Born and raised in Cortland, New York, Professor Vecchio's background as the daughter of an Italian immigrant set the course for her future studies in immigration history. While a graduate student at Syracuse University, Vecchio procured grants from the New York State Council on the Arts which funded her documentary research exhibit on the Italians of Cortland. The John Ben Snow Foundation and a grant from the Agnelli Foundation funded her dissertation research of Italian immigrant workers at the Endicott Johnson Shoe Factory in upstate New York.
Vecchio's teaching career began in Milwaukee, Wisconsin where she taught at Marquette University and the University of Wisconsin, Milwaukee and Whitewater. In Milwaukee, a Wisconsin Humanities Grant funded her study of Italian immigrants in that city, which formed the basis for her book, Midwives, Merchants, and Laboring Women: Italian Migrants in Urban America published by the University of Illinois Press in 2006.
Professor Vecchio joined the Department of History at Furman in 1996 where she has been an active member of the university community, serving as Chair of the Faculty Status Committee, the Research and Professional Growth Committee , the Faculty Administrative Liaison Committee, co-Chair of the Women and Gender Studies Committee and as a member of many other university committees.
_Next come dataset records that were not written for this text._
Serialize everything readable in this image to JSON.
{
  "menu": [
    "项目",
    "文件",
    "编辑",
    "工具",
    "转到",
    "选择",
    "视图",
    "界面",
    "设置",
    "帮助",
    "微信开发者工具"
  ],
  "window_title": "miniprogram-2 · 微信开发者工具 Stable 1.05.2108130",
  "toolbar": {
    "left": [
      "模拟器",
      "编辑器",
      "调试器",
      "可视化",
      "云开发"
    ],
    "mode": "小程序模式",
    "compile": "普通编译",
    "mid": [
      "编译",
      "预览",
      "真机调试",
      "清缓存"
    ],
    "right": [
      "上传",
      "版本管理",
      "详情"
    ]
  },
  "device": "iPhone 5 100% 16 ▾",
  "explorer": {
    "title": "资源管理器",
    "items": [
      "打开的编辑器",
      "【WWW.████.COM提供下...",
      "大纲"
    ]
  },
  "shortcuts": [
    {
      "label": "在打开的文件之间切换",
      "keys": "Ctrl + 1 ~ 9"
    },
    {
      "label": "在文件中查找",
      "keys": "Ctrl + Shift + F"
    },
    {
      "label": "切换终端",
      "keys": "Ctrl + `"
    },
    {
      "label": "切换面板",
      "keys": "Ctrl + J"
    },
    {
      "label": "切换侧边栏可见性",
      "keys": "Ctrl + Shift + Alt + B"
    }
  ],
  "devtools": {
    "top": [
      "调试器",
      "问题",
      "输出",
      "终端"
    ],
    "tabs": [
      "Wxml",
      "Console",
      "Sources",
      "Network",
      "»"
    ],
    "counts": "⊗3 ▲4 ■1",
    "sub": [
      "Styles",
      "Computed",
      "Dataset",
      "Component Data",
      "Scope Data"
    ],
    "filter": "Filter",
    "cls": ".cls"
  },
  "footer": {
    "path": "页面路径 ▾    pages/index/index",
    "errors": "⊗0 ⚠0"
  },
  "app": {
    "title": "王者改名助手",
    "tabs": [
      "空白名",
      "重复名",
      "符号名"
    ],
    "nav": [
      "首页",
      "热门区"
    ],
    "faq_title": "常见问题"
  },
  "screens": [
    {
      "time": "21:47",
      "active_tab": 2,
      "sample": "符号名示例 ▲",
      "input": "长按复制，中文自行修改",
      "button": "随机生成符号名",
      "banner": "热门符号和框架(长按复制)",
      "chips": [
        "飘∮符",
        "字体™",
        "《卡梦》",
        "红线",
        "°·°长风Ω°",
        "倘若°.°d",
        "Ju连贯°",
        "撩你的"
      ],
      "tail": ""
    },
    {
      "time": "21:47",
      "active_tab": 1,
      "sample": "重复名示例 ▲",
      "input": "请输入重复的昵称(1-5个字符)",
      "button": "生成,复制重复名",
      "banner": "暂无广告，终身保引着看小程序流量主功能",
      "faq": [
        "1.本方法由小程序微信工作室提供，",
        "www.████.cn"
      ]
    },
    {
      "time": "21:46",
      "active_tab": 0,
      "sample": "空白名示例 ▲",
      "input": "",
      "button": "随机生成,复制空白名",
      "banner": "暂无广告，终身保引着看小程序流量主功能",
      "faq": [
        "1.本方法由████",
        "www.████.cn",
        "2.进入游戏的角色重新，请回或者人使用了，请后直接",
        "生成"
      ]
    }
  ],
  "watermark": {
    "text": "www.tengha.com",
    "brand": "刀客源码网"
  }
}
After working as a faculty consultant for the AP U.S. History exam, Professor Vecchio was appointed Chief Faculty Consultant for United States History by the College Board for a four year term, 2001-2005, and also served on the AP US History Test Development Committee
In addition to Italian immigration, Professor Vecchio's research interests include Southern Jewish History, European women's resistance during World War II and local history of the South Carolina Upcountry. She has presented papers at the American Historical Association, the Organization of American Historians, the Social Science History Society and others.